Among those listed, I like Quentin Tarantino's Resorvoir Dogs which contains the best ear cutting scene ever, Drew Barrymore hanging from the garage door in Scream, Rutger Hauer's "tears in rain" speech in Bladerunner, and Faye Dunaway and Warren Beatty's bullet dance in Bonnie and Clyde.
The best death moment of all time is that iconic shower scene from the 1960 Psycho (definitely not the Gus Van Sant)
The list is supposed to encompass all of cinema history, but of course, there will always be something left out.
My personal blood and gore cinema favorite is the decapitation scene from 1984's Karnal. Karnal is set in a rural Pinoy town called Mulawin in the 1930s. While there are no bird people at war, what's there is a catty cast of small town folks who raise their eyebrows when Narcing (the pre-action hero Philip Salvador) brings home a wife from Manila, the despachadora Puring, who eeriely looks like Narcing's suicidal but now dead mother. Puring catches the fancy of her father-in-law Gusting (I don't know why they all end their names with -ing. Maybe they fancy themselves as a family of gerunds? Nyahaha.), and there's this father-son tug of war over the same woman. Gusting makes a pass at Puring, Puring is caught with Gorio the deaf-mute guy played by the very young Joel Torre, and things come to a head and that makes Narcing furious. Philip Salvador swings that bolo and down the ground rolls Vic Silayan's head.
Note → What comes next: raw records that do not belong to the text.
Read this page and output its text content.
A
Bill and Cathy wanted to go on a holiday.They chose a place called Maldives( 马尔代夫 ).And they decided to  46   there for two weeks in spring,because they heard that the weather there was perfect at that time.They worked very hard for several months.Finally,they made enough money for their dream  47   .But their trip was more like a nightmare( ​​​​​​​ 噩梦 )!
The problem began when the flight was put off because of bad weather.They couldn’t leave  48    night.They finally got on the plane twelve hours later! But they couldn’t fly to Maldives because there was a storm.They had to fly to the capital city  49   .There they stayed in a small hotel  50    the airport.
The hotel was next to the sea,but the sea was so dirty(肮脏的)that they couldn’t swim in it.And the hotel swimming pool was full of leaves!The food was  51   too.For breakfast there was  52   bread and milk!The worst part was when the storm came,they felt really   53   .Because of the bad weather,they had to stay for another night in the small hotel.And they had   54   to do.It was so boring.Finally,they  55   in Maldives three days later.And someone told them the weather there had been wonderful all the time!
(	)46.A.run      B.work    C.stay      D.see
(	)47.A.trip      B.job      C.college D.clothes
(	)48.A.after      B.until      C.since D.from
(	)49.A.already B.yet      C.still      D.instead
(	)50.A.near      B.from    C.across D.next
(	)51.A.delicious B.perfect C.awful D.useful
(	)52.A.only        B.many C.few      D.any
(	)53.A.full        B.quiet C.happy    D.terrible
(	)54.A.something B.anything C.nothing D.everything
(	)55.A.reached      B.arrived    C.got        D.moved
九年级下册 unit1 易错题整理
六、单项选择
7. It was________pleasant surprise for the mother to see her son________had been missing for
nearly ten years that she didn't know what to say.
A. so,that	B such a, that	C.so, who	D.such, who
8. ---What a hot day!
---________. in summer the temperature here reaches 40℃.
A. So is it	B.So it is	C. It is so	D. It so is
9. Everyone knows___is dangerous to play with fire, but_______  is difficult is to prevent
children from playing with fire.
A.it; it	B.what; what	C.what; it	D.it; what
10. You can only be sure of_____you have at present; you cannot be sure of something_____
If that's not gory enough for you, I wouldn't know. The last scene pictures the lone survivor of that family, Doray, scurrying out of that town, never to be heard from again.
I particularly like this movie because everything is so understated. The time and space it creates is so suffocating, you would understand why everyone speaks in an almost whisper. And when the violence finally breaks out, in a vibrang spurting of blood, it makes sense. Karnal is one of my Top 3 Marilou Diaz Abaya -al movies, the other two being Moral and Brutal. When she came out with Rizal, it's not the same anymore.